5.6 Advanced Options - Map Generation

Circle Map - Advanced Options

Map Generation
Retaining the default setting will generate a map with a node count of approximately 25 or fewer nodes. You may raise or lower the node count. A node count reduction is equivalent to an authority threshold. You show nodes with increasingly higher or lower inlink counts.

Cluster Map - Advanced Options

Map Generation
The cluster map advanced options provides data about your network.

Choose nodes to be mapped allows you to choose the number of nodes to be mapped according to a significance measure, that is, the ‘top’ nodes according to inlink count per node.

Selection of ties by specificity is the qualitative strength of ties. The network clusters actors with strongest ties to one another.

Selection of ties by frequency is the quantitative force of ties. The network clusters actors with the greatest quantity of ties between them.

Color scheme by type indicates domain type, e.g., .gov, .co.uk, .gv.at.
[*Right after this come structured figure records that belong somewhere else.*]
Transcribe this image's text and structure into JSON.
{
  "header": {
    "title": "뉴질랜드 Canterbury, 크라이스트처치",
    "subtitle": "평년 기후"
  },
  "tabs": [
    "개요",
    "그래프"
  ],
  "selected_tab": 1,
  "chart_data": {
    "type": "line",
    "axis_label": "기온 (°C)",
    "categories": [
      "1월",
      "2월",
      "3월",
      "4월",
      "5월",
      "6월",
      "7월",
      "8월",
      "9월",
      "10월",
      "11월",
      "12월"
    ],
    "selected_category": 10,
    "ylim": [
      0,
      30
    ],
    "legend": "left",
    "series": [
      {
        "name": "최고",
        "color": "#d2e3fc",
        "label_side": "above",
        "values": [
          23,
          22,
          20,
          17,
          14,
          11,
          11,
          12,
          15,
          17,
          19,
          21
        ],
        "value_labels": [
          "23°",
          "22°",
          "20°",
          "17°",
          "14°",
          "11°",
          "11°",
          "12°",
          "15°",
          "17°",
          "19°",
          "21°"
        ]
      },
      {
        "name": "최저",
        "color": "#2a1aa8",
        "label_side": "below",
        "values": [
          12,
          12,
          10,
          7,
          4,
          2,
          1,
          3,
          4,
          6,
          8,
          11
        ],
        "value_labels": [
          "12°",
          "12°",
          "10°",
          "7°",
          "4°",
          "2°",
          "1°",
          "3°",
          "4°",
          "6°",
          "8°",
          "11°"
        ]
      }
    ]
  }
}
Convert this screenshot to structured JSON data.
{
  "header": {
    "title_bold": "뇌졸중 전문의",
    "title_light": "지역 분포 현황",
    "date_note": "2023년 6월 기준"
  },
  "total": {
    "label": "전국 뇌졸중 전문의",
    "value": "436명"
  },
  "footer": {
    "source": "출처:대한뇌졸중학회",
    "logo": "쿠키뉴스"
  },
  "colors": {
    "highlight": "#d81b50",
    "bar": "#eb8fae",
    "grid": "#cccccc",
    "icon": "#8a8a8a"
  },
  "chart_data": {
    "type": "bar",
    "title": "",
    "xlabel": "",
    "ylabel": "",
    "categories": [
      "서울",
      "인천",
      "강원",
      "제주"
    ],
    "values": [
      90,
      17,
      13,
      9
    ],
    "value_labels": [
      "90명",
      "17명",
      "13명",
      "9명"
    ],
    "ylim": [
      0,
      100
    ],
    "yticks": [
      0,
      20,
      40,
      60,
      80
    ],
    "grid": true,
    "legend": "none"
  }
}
Color scheme by structural position indicates type of linking behavior, e.g., only gives links, only receives links, give and receives links.

Size of nodes by inlinks indicates that the size of the node is relative to the number of links received by the site or organization during the crawl.

Size of nodes by centrality indicates the size of the node is relative to number of of links given and received per cluster.